Rengkuh Banyu, Ajak Masyarakat Kurangi Kemasan Plastik dengan Pelepah Pinang



KONTAN.CO.ID-JAKARTA. Produksi sampah dan limbah di era industrialisasi dan digitalisasi seperti makin tidak terbendung. Meski permasalahan ini pelik karena sukar diatasi, masih ada sebagian orang yang tetap gigih berusaha mencari jalan keluar. 

Sebagian orang memilih solusi dengan melibatkan langsung masyarakat akar rumput. Bahkan kontribusi publik juga harus diapresiasi dengan peningkatan kesejahteraan. Lewat cara ini, diharapkan gerakan menjaga lingkungan bisa lebih luas menjangkau komunitas secara berkelanjutan. 

Salah satu orang itu ialah Rengkuh Banyu Mahandaru yang kini fokus menjalankan bisnis berbasis ramah lingkungan dan berkontribusi langsung pada proses transisi energi yang berkeadilan di Indonesia. 


Rengkuh melalui produk kemasan dari limbah pelepah pinang, telah menggandeng 100 kepala keluarga (KK) yang tersebar di beberapa wilayah di Sumatra. Sejauh ini produknya diminati dunia dan telah diekspor ke Australia hingga Jepang. 

Baca Juga: Subsidi Energi Diganti BLT, Celios: Konsumsi Rumah Tangga Terancam Tumbuh di Bawah 4%

Bukan cuma itu, di sektor bisnis lain yakni energi, melalui PT Suar Energi telah melibatkan sejumlah kelompok masyarakat untuk memproses limbah pertanian tebu sebagai bahan baku biomassa. Pelet kayu (wood pellet) dari limbah itu dapat mengganti penggunaan batu bara di Pembangkit Listrik Tenaga Uap (PLTU). 
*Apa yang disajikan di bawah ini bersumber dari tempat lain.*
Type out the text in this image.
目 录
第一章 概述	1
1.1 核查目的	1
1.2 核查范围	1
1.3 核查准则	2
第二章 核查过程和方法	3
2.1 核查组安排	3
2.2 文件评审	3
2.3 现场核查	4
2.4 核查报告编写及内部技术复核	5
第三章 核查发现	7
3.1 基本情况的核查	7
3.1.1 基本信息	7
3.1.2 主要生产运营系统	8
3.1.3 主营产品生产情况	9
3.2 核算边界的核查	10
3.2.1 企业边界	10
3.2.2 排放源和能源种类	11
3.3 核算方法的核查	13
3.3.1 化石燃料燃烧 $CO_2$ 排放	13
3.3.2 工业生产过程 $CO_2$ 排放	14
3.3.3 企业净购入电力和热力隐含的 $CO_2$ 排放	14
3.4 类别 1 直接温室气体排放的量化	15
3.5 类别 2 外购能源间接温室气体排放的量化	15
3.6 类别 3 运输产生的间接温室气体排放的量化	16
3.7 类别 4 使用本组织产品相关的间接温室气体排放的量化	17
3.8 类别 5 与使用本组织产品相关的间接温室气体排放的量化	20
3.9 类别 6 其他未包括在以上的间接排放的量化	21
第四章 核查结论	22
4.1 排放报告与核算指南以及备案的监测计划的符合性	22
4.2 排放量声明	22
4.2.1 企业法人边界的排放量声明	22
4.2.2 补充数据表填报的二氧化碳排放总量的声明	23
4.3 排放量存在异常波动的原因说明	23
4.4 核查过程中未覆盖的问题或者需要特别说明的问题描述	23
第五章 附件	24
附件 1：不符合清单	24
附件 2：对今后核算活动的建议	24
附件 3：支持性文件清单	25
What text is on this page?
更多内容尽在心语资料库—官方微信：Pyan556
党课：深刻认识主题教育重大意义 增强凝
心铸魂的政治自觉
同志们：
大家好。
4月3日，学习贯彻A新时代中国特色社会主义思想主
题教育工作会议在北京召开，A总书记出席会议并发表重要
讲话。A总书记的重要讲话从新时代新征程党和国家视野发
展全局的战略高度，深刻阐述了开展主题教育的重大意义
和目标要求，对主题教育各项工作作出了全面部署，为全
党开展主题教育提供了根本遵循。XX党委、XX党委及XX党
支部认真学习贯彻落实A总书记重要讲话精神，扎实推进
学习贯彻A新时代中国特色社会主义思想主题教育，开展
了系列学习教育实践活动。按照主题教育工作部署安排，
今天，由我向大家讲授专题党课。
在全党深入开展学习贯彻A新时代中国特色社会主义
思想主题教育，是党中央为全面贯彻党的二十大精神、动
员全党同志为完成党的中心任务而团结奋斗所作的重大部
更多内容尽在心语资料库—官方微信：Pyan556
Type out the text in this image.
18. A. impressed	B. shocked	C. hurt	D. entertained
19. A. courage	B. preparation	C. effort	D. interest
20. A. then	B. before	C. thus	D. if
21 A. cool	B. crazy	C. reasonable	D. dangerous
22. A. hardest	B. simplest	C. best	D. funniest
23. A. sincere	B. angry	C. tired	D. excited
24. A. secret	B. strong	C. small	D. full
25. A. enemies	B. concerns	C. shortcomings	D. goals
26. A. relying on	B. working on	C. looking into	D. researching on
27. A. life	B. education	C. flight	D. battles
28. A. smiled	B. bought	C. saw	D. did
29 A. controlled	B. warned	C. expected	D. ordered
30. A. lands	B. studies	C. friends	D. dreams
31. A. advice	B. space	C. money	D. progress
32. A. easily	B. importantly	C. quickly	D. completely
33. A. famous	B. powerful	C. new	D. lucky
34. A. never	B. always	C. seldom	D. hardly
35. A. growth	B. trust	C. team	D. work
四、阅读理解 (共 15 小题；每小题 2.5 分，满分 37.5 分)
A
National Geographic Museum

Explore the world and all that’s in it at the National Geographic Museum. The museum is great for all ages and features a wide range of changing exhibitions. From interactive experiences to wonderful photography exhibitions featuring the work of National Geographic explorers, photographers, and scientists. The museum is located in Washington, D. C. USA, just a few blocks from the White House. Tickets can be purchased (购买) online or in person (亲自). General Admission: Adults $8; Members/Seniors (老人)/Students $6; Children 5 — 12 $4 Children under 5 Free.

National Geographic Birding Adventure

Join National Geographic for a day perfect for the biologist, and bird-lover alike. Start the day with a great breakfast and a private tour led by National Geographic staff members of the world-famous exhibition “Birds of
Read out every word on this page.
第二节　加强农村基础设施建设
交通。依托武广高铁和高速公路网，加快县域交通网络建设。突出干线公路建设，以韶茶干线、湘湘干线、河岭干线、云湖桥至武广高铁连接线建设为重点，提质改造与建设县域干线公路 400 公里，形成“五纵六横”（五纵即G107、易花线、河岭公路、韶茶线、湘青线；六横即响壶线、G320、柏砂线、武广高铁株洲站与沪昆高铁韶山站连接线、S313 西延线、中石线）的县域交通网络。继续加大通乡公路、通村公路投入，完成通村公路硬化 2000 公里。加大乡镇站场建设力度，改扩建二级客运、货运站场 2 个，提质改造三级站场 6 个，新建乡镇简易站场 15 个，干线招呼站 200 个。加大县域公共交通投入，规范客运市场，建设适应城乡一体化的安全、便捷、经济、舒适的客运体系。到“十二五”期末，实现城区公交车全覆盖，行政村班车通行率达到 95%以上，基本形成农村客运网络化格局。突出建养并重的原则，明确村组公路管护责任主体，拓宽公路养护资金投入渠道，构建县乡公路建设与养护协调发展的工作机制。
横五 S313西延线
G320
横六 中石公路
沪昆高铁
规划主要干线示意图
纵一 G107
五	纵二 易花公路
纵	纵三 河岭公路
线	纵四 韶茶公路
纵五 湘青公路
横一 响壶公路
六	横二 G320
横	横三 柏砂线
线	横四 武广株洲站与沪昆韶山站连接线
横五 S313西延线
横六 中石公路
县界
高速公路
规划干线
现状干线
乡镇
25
Tentu di balik pencapaiannya ini, ada proses panjang yang harus dilewatinya. 

Lima tahun lalu, Rengkuh masih bekerja sebagai karyawan swasta. Pekerjaan sehari-harinya sebagai desainer produk tiga dimensi mebel. Seperti masyarakat usia produktif pada umumnya, dia masuk kantor mulai dari jam 9 pagi pulang 5 sore. 

Sampai suatu hari, Rengkuh merasa begitu nyaman dengan pemakaian platform ojek online untuk memesan makanan dan minuman. Memang di kala itu, aplikasi ‘hijau’ sedang naik daun karena menawarkan berbagai macam promosi sehingga konsumen seolah bisa mendapatkan harga ‘miring’ untuk produk yang biasa dibeli di toko offline. 

Meski ketagihan berbelanja lewat ojek online, Rengkuh merasa ada yang janggal. Dia merasa makin populernya aplikasi ini, penggunaan kemasan plastik di wilayah urban kian berlebihan. Ditambah pula, para penyedia layanan ini tidak memberikan wawasan tentang pengurangan plastik untuk mengurangi pencemaran lingkungan lebih jauh. 

Berdasarkan suatu riset yang Rengkuh temukan, dia cukup terkejut. Aplikasi ojek online ‘hijau’ mendisrupsi masyarakat menggunakan plastik di mana pada 2018 rata-rata konsumsinya mencapai 600 juta styrofoam di wilayah Jabodetabek saja. 

Hal lain yang membuat Rengkuh resah, pendekatan isu lingkungan di Indonesia seolah-olah lebih sering menakut-nakuti tanpa memberikan solusi. Akhirnya muncul perasaan semu bahwa masalah ini seperti tidak lagi tergapai oleh orang biasa. 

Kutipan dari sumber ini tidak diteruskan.